1- Principe de l’annualité :

 Le budget est voté chaque année : l’autorisation est annuelle (= autorisation de s’engager dans de dépenses et percevoir des impôts)

 Le budget est voté pour une année : la validité de l’autorisation est une année

 Le budget s’exécute en une année : pour chaque année, il y a des recettes et des dépenses

• Raison d’être : Une raison politique pour le contrôle et une autre technique pour la précision des prévisions (Une année est raisonnable pour faire des prévisions réalisables et logiques)

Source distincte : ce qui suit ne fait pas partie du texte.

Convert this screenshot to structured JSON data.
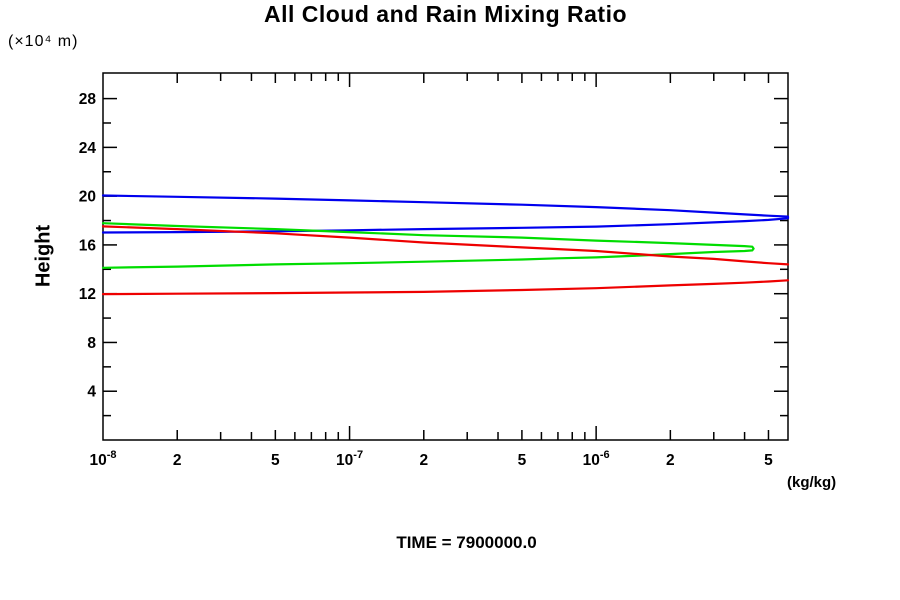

• Exception : Autorisation de programme : Le montant globale du projet autorisé par le parlement

2- Principe de l’unité budgétaire :

 Toutes les recettes et toutes les dépenses doivent figurer dans un seul document

 Un seul budget retrace toutes les opérations tant qu’en dépenses qu’en recettes. Son objectif c’est de voir si le budget est équilibré, c’est pour cela que le montant total des dépenses et des recettes doit figurer dans un seul document. Donc l’objectif c est la clarté (risque pas d’être perdu entre plusieurs doc) et la transparence (permet aux parlementaires de contrôler facilement l’action gouvernementale  Ce principe signifie qu’il y a un seul budget : BGE

• Exception : Avec la complexité de la gestion publique, l’unité est dépassée. Il y a d’autres documents :

 Les SEGMA (Services de l’Etat Gérés d’une Manière Autonome) : ONCF, ONE, OCP…

 Les CST (Comptes Spéciaux de Trésor) :

+ Les comptes d’affectation : Eau, Electricité, Internet,

+ Les comptes intermédiaires : mutuelle, retraite,…

+ Les comptes périodiques : Coupe du monde

+ Les comptes de prêts : > 2ans d’intérêt public (TGV)

+ Les comptes d’avance :< 2ans

 Les budgets autonomes :

+ Autonomie administrative : Les décisions ne sont pas prises par l’Etat. Ex : L’umi ; l’Etat ne décide pas la date d’exam

+ Autonomie financière : budget à part. Ex : L’ONCF, RAM…

Puisque la gestion publique est devenue compliquée, un seul budget est devenu insuffisant, donc on a créé des boites ou des poches, et dans chaque boite on met de l’argent qui a un caractère particulier

3- Principe de l’universalité : Le budget doit comporter toutes les ressources et toutes les charges

 Objectifs : présenter clairement et complètement la réalité du budget et exclure deux procédés :

• La compensation : c’est le problème des services qui occasionnent des dépenses en rapportant des recettes

• La gestion occulte : Un service se procure des ressources hors du budget pour faire des dépenses hors budget

4- Principe de la spécialité : Les crédits sont subdivisés en unités relativement précises. Ils sont en qlq sortes affectés à des dépenses donnés. L’unité utilisée est le chapitre budgétaire. Le gvrnt doit respecter la ventilation par chapitre de crédits lors de l’exécution.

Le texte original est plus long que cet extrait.